Als Schüler einer nationalsozialistischen Lehrerbildungsanstalt studierte ich die Rassenkunde des jüdischen Volkes von Hans F. K. Günther, denn ich sollte ein Referat darüber halten. Ob ich mich damals freiwillig gemeldet habe oder der Biologielehrer einen zwingenden Anlaß hatte, mich mit dieser Frage auseinandersetzen zu lassen, habe ich vergessen, nicht aber all das, was daraus folgte. Ich lernte die Begriffe Volksgesundheit und Rassenhygiene und las den Satz: Nur die klare Scheidung der Juden von den Nichtjuden ist eine würdige Lösung der Judenfrage.“
Was hieß Scheidung? Und wie sollten die Juden von den Nichtjuden geschieden werden? Sollten sie geschieden werden wie die Spreu vom Weizen, die Böcke von den Schafen? Sollten sie getrennt werden wie die Schmarotzer von den Wirten, die Dutzendmenschen von den Auserwählten? Geschieden von Bett und Tisch? Getrennt von Blut und Boden? Sollten sie das Land verlassen dürfen, verlassen müssen? In die Fremde ziehen nach Amerika, heimkehren nach Palästina?
Am Tag meines Referats hörte ich das Wort, das wie ein Gifthauch durch die Luft schwebte: Es war das Wort Endlösung, und Soldaten aus dem Reservelazarett erzählten uns, im Osten könne man hören von Juden-Verarbeitungs- und Verbrennungsfabriken, und die Juden seien geliefert mit Haut und Haaren.
Was für ein Abgrund zwischen Georges-Arthur Goldschmidts und meiner Welt! Zwei Gleichaltrige, die sich nicht kannten – er war damals fünfzehn, ich sechzehn Jahre alt –, begegneten sich im unwirklichen Raum der Täuschungen: Während er, von bigotten Nonnen geschunden, in den Irrglauben verfiel, seine von ihm selbst erweckte sexuelle Befriedigung für das Merkmal des Judeseins zu halten, sich dafür schuldig fühlte und immer wieder wie im Fieber, vom Wegschaffen, vom Abschaffen faselte, gehörte ich, von falschen Propheten einer menschenverachtenden Ideologie verführt, zu denen, die Georges-Arthur Goldschmidt weggeschafft, abgeschafft hätten, wären wir seiner habhaft geworden.

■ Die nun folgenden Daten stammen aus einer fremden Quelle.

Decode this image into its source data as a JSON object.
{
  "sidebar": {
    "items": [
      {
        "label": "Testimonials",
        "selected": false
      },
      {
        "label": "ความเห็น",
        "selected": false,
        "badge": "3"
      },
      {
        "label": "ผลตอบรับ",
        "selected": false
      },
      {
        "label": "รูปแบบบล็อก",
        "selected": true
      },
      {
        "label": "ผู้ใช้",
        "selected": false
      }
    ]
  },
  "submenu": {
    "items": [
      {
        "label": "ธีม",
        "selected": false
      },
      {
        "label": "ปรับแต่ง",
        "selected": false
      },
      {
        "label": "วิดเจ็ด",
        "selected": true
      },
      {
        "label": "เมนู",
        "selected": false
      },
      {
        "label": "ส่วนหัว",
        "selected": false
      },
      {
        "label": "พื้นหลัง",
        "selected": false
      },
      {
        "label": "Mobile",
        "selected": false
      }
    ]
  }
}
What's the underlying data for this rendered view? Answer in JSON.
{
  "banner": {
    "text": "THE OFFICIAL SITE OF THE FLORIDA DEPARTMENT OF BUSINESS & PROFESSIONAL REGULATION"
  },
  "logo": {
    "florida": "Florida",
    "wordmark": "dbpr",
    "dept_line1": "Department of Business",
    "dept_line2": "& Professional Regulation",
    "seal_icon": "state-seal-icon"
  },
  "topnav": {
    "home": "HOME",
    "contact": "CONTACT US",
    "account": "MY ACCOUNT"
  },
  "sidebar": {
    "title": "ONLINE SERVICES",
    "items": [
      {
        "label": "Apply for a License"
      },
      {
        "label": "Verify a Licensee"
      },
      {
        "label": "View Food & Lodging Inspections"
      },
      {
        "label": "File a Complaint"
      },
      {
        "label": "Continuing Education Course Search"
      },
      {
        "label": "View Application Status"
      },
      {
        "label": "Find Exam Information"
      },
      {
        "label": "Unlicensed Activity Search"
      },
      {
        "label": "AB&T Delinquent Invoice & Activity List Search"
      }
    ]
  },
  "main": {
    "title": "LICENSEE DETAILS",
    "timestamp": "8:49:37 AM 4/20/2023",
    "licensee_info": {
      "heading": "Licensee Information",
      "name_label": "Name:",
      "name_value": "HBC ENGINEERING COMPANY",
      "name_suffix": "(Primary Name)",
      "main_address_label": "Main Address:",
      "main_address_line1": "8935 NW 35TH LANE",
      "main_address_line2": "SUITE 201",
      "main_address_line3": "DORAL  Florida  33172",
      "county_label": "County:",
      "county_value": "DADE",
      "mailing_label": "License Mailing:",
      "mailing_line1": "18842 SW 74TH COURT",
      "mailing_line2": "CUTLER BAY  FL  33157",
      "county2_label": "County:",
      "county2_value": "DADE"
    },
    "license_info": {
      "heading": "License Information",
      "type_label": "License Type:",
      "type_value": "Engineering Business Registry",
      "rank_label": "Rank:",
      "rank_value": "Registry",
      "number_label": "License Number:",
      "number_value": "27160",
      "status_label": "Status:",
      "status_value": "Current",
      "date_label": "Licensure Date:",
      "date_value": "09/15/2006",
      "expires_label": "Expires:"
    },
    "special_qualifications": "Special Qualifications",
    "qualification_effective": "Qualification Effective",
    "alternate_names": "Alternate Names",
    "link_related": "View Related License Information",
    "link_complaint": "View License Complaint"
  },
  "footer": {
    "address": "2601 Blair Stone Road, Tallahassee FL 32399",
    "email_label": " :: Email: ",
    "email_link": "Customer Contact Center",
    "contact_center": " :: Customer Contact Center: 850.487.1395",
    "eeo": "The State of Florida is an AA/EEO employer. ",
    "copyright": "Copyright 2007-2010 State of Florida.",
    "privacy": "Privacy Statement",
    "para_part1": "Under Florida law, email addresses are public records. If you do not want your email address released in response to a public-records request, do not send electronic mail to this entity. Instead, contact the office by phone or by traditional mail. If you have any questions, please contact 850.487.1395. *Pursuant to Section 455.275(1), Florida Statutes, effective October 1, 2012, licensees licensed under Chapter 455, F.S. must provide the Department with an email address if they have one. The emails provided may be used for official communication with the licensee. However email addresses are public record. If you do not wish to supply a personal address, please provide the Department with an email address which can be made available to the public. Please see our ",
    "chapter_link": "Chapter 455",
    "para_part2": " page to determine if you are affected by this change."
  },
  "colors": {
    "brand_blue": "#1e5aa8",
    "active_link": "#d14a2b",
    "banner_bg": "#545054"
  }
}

Oder klang in uns, mitten in dieser Zeit des Tötens, ein sanfter Hall des fünften Gebots nach, glomm ein Fünkchen Gewissen auf, als wir eines Tages ein Judenbübchen in den Trümmern des Frankfurter Römers unbehelligt stehen ließen? Er trug ein weißes Blüschen und ein weißes Höschen wie Georges-Arthur Goldschmidt auf dem alten Foto: Es hätte Georges-Arthur sein können. Doch er, von Trieben gequält, mit Ruten dafür gezüchtigt, blieb durch seine Peiniger vor den Deutschen geschützt. Mir blieb das Töten erspart, er ist dem Tod entronnen.
„Fast schon hinter dem Horizont sah man in der unheimlichen Stille der Entfernung, hinter den sich überschneidenden immer heller werdenden Felsenwänden der Talöffnung der Arve den Mont Salève. Es waren ihm öfters in Geographiebüchern davon Bilder gezeigt worden, einmal sogar im klaren Winterlicht hatte die Leiterin des Internats ihm den Berg gezeigt und gesagt: 'Das ist die Schweiz, da ist man frei, da gibt es die Deutschen nicht'.“
Lieber noch wandte er sich seitwärts nach Südwesten, wo sich vor den Toren von Chambéry zwischen zwei Bergrücken ein schmales Tal hinzieht bis zur Höhe von Les Charmettes, dem Landgut der Frau von Warens. Zu ihr nach Annecy und mit ihr nach Chambéry und Les Charmettes war Jean-Jacques Rousseau von Italien zurückgekehrt, zu dieser Zeit siebzehnjährig, nur zwei Jahre älter als Georges-Arthur Goldschmidt bei Kriegsende. „Ich war aus Italien nicht ganz so, wie ich hingegangen war, zurückgekehrt, aber so, wie man vielleicht nie in meinem Alter von dort zurückgekehrt ist: J'en avois rapporté non ma virginité, mais mon pucelage.“ – Ein Satz aus Rousseaus Bekenntnissen, worin Georges-Arthur Goldschmidt die Bedrängungen seiner eigenen Jugend wiederfindet, samt nützlicher Hilfen, sich endlich auch daraus zu befreien.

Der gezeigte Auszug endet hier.